Rockefeller & Co: Further Record Highs For Equities Won't Be A Surprise

Tom Burroughes Group Editor 26 April 2013

Rockefeller & Co: Further Record Highs For Equities Won't Be A Surprise

Although equity markets have been strong, further record nominal highs will be no cause for surprise, with the US economy proving to be resilient, the chief investment officer of Rockefeller & Co says in a note.

On April 11, the S&P 500 Index of US stocks set a closing high of 1,593.37 and has come close to that level since. Talk of record highs may have encouraged investors to wonder whether equity markets “are ahead of themselves,” given unresolved economic and policy challenges, writes David Harris in the firm’s Global Foresight publication.

However, when adjusted for inflation and compared to valuations adjusted to corporate earnings, stock prices are not quite as high as might first appear, he said.

A more serious issue is how fixed income yields, either in nominal or inflation-adjusted terms, have been in record low territory, Harris said.

“On an absolute basis, stocks still appear slightly less expensive, at 14x 2013 earnings, than historic norms of approximately 15x.
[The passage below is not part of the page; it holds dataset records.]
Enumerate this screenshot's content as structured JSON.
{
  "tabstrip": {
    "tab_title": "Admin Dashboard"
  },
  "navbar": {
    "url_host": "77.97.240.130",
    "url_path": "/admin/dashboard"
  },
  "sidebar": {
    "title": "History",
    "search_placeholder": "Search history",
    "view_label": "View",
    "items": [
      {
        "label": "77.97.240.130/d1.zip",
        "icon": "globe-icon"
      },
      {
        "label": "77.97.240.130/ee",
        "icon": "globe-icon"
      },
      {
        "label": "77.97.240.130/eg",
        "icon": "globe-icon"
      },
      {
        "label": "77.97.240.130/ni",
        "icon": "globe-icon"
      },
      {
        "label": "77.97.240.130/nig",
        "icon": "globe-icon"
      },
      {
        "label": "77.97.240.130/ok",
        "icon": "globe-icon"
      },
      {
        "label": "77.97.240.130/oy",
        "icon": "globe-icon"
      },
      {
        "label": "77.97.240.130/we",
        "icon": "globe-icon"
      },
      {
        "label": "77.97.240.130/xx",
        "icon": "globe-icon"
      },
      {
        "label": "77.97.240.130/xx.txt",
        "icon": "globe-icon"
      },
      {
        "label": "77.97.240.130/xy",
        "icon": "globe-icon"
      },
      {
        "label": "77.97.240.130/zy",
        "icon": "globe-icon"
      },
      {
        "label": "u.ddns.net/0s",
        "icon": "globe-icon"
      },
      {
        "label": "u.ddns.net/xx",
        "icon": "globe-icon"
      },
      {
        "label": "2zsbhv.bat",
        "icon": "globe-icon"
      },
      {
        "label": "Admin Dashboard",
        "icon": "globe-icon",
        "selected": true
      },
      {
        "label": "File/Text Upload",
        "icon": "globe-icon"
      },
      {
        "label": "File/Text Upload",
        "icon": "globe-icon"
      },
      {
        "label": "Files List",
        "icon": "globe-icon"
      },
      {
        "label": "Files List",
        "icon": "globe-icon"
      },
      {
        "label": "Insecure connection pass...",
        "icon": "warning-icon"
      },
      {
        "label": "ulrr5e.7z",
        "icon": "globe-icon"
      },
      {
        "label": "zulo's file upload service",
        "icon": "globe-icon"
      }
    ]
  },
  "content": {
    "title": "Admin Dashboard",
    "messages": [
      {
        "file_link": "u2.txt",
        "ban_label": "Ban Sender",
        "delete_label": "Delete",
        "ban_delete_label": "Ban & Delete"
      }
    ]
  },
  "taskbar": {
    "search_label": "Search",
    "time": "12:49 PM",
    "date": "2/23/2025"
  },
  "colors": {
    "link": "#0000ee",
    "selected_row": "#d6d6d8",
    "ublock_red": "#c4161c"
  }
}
This is in spite of market gains over the last 15 months that have been generated more by an expansion of PEs than by earnings growth,” Harris wrote.

He said that price-earnings ratios ahead of 2012 were around 12 times earnings. The rise in ratios to 14x has accounted for about 14 of the 20 percentage point price gain in the S&P 500 Index between the end of December last year and February 28 of this year.

In relative terms, if stocks are compared to high-yield, or “junk” bonds, it should be noted that the earnings yield on the S&P 500 Index (the reciprocal of a price-earnings forecast of 14x) is 7 per cent; this percentage for the first time since the mid-1980s exceeds the yield on a basket of junk bonds, he wrote.

“We…do not expect to be surprised if equity markets set new nominal highs. We believe the bigger risk to equity markets would be if the bond markets eclipse their recent highs (and yields set new lows). We are not expecting this and believe it would be a negative for markets as it would signal the modest economic recovery is losing steam,” Harris wrote.

Harris wrote that the US housing market is gaining ground, while the expansionary monetary and fiscal policy of the Japanese government is positive for equities and the dollar against the yen. He said that the first quarter of this year has seen equity returns match, or in some cases, exceed, Rockefeller’s forecasts. The US economy looks to be growing by between 2 and 3 per cent in 2013, he added.